No. The Information, cited in secondary reporting, noted that Altman excluded CFO Sarah Friar from some conversations about OpenAI’s financial plans before the Times reported her warning. A CFO kept outside certain financial discussions who then tells colleagues the company is not ready for public markets is a more pointed governance signal than a routine executive disagreement over calendar timing.
Why does an enterprise-weighted revenue mix produce a tighter valuation range than a consumer subscription base?
Enterprise contracts typically carry multi-year terms, defined renewal cycles, and predictable churn rates that underwriters can model with standard metrics like net revenue retention. Consumer subscriptions are month-to-month with cancellation risk that spikes when a competitor publishes a free-tier equivalent. A high enterprise percentage lets underwriters narrow the revenue quality band; OpenAI’s consumer weighting adds a variable Anthropic’s prospectus will not need to defend in the same way.

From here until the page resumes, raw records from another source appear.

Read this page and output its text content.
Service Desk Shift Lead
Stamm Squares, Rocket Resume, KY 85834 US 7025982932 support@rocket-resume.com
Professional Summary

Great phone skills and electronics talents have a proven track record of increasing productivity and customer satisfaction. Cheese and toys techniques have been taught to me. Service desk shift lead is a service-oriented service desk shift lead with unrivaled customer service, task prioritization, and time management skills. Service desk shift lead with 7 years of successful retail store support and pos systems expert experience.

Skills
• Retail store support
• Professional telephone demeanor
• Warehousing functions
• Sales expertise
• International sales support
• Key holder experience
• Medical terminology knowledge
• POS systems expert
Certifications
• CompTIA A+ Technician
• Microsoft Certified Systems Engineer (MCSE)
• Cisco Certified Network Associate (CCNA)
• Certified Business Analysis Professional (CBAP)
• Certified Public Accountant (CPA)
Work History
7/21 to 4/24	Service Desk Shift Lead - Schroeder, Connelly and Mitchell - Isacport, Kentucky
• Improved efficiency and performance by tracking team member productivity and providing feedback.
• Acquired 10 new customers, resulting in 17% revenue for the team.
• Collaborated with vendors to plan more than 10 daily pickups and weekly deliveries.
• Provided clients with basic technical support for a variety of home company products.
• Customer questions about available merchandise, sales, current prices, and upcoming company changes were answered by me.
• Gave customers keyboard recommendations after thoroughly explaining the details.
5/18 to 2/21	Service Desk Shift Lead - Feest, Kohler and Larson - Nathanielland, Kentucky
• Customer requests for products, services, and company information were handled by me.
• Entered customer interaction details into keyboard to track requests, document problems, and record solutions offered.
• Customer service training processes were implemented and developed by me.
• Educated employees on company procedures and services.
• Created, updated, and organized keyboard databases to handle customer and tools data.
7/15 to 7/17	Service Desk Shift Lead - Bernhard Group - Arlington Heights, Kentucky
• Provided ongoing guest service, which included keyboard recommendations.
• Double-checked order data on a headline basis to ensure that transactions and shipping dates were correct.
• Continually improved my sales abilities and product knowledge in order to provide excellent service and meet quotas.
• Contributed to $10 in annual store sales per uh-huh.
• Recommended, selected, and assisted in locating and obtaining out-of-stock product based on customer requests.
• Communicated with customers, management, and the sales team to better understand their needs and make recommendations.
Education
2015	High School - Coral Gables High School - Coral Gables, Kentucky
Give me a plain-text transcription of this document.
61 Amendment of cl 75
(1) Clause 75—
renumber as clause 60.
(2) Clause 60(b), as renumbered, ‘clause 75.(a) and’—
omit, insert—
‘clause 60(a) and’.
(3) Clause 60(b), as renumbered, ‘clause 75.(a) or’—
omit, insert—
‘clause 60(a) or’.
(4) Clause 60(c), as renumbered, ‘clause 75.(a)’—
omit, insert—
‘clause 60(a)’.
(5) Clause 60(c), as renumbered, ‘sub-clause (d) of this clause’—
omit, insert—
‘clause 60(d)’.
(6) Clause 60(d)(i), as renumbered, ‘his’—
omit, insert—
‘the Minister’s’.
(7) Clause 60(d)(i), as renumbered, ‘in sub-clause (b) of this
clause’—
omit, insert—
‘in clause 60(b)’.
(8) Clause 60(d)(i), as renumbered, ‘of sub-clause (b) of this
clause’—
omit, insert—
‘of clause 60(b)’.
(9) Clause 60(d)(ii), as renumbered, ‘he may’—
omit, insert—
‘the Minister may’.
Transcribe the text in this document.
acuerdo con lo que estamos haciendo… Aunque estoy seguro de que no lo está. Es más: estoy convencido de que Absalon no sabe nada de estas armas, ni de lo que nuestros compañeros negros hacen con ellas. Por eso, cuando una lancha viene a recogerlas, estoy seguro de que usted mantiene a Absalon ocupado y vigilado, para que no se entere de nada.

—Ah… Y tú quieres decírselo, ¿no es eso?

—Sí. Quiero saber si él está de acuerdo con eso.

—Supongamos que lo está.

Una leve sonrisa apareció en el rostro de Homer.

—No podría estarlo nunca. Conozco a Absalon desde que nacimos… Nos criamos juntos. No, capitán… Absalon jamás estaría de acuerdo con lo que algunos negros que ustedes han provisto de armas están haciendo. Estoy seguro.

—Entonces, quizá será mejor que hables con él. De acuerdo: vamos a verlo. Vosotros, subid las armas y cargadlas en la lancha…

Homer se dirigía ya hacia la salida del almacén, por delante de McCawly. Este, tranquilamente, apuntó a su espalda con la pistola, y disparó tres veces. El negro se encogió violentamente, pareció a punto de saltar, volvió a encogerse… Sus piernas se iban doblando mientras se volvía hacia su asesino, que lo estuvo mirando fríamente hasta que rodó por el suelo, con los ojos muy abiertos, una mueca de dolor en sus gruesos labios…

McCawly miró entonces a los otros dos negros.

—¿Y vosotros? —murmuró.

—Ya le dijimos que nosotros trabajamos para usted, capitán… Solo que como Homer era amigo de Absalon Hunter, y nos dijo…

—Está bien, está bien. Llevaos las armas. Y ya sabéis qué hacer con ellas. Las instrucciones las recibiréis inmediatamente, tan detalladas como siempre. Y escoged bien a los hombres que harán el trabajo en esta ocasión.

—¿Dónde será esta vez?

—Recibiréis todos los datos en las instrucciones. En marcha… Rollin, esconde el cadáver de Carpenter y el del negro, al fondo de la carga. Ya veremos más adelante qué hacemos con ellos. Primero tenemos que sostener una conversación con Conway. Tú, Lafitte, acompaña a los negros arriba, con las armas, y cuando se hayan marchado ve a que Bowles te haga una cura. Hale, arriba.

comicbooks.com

What should enterprise buyers review in their existing lab contracts before either S-1 publishes hyperscaler concentration numbers?
Buyers should pull their exit clauses and force-majeure terms before the first prospectus prints audited capacity-commitment figures. If a lab discloses that the large majority of its inference capacity is pre-committed to one cloud provider, any pricing renegotiation or extended outage at that provider cascades directly into the buyer’s SLAs. The S-1 will be the first chance to size that single-provider risk against an audited number rather than a vendor assurance.